Sementara itu, Wakil Bupati Banyuwangi Yusuf Widyatmoko mengatakan bahwa program Smart Kampung merupakan inovasi daerah yang mendorong pelayanan desa berbasis teknologi informasi (TI).

Sebagai kabupaten terluas di Pulau Jawa, lanjut dia, jarak desa dan pusat kota di Banyuwangi sangat jauh dengan waktu tempuh bisa mencapai tiga jam, dan warga yang butuh dokumen harus menuju ke kantor kecamatan atau pusat kota yang lokasinya cukup jauh, sehingga tidak efisien.

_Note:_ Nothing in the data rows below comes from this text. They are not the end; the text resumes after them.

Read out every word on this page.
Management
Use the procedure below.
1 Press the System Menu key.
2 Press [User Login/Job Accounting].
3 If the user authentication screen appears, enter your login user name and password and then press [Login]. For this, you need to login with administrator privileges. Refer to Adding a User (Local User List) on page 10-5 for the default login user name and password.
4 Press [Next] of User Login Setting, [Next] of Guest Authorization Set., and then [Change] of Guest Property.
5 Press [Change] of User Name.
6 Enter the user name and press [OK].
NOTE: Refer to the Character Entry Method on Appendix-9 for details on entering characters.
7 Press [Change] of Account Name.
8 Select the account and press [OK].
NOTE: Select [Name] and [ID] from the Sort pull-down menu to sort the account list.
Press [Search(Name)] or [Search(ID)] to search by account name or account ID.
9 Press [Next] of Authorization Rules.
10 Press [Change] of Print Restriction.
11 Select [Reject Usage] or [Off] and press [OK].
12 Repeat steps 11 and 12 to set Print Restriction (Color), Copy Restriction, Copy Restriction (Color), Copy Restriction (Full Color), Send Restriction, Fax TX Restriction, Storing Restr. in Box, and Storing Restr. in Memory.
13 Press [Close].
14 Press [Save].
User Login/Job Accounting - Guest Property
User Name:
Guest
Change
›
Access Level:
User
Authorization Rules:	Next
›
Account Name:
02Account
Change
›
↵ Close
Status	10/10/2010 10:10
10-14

"Dengan Smart Kampung, secara bertahap administrasi cukup diselesaikan di desa. Tapi tentu butuh TI karena yang berjalan adalah datanya, bukan orangnya," katanya.

Untuk menjawab tantangan pengelolaan keuangan desa yang mendapatkan dana besar dari APBN dan APBD, menurut ia, Banyuwangi mengembangkan e-village budgeting dan e-monitoring system. Perencanaan hingga pelaporan di tingkat desa terintegrasi dalam sebuah sistem.

"Dengan sistem ini, petugas bisa tahu progress pekerjaan hingga ke pelosok desa, lengkap dengan foto dan titik lokasinya tanpa harus keliling ke desa-desa, cukup dipantau melalui google map. Sistem ini juga bisa menghindari timbulnya proyek ganda atau fiktif," ujarnya.

Hingga saat ini, sebanyak 189 desa di Banyuwangi telah menjadi Smart Kampung dan telah teraliri fiber optic. Begitu juga di semua OPD, 45 puskesmas, 25 kecamatan dan 28 kelurahan. Semuanya telah terkoneksi menggunakan media wireless dan fiber optic.

Secara bertahap administrasi cukup diselesaikan di desa, seperti surat keterangan miskin (SPM) cukup diurus di kantor desa, dan warga tidak perlu lagi menuju kantor kecamatan atau dinas terkait di pusat kota.

Wali Kota Malang Sutiaji bersama jajarannya, selama kunjungan kerjanya  berkeliling ke sejumlah lokasi pelayanan publik, dan salah satunya lounge pelayanan publik di kantor Bupati Banyuwangi. (*)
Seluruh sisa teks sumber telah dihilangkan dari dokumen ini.